The Business Desk tracks economic trends, market movements, and business developments, offering analysis of both local and global financial news.

PIDE warns global conflict could trigger crisis for Pakistan

The Pakistan Institute of Development Economics has warned that the ongoing conflict involving the United States, Israel and Iran in the Middle East is rapidly evolving into a global economic crisis with serious consequences for Pakistan’s fragile economy.

In a report, the institute said the confrontation has moved beyond a regional political dispute, disrupting global trade routes and energy supply chains while threatening Pakistan’s external sector.

“The crisis has destabilized the Middle East and disrupted Pakistan’s direct and indirect trade with Gulf countries,” the report said, adding that the situation could significantly impact exports, imports and overall economic stability.

According to the study, Pakistan’s exports to the Gulf Cooperation Council countries could fall by between $1.5 billion and $2 billion if key shipping routes remain blocked, particularly following the closure of the Strait of Hormuz.

At the same time, imports from the Gulf — largely energy supplies — could decline by about $3 billion, potentially disrupting domestic production and export industries dependent on fuel and raw materials.

The report also warned of rising energy costs, estimating that higher oil prices could increase Pakistan’s import bill by $4.5 billion, widening the current account deficit and adding to external debt pressures.

“The pressure on foreign exchange reserves could once again become unsustainable,” the institute said, noting that reduced export earnings and lower remittance inflows could further weaken the balance of payments.

The think tank said Pakistan’s border trade with Iran is already under strain and is likely to decline further as the conflict intensifies.

Inflation is another major concern.
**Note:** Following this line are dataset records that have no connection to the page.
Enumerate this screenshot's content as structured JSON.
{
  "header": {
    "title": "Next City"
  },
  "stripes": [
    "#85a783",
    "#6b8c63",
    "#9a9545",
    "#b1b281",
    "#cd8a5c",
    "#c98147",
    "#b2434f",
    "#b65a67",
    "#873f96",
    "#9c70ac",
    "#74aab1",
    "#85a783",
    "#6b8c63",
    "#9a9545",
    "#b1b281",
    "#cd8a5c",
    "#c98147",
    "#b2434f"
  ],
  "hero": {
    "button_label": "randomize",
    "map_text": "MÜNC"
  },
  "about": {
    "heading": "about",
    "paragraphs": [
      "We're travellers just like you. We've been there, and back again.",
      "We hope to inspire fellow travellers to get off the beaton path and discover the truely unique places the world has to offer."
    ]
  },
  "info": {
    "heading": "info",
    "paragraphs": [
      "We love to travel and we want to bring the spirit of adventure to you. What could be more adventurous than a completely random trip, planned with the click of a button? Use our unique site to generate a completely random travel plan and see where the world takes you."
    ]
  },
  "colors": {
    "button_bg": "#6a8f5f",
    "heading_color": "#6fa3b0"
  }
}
The report cautioned that surging oil prices could push Pakistan back into double-digit inflation, reversing gains made during fiscal year 2025.

The follows a sharp escalation in tensions after reported attacks by U.S. and Israeli forces on Iran in late February, followed by retaliatory strikes by Iran on regional targets and the closure of the Strait of Hormuz — a key route for about 20% of global energy supplies.

The institute said Pakistan’s heavy reliance on Middle Eastern trade and energy imports makes it particularly vulnerable to such disruptions.

“Countries like Pakistan will be disproportionately affected if the crisis persists,” the report said.

It also highlighted long-standing structural weaknesses in Pakistan’s economy, including reliance on imports, expensive energy, policy inconsistencies and limited export diversification, which have historically left the country exposed to external shocks such as the 2008 energy crisis and the COVID-19 supply chain disruptions.

To mitigate the impact, the report recommended rerouting oil imports through alternative routes such as the Yanbu port in Saudi Arabia’s Red Sea region, diversifying energy sources and leveraging new trade opportunities under regional initiatives.

The think tank also urged policymakers to focus on improving competitiveness, innovation and efficiency to withstand future global shocks.

“This crisis is a test case in a rapidly changing global landscape,” the report said. “Survival will depend more on competitiveness than external support.”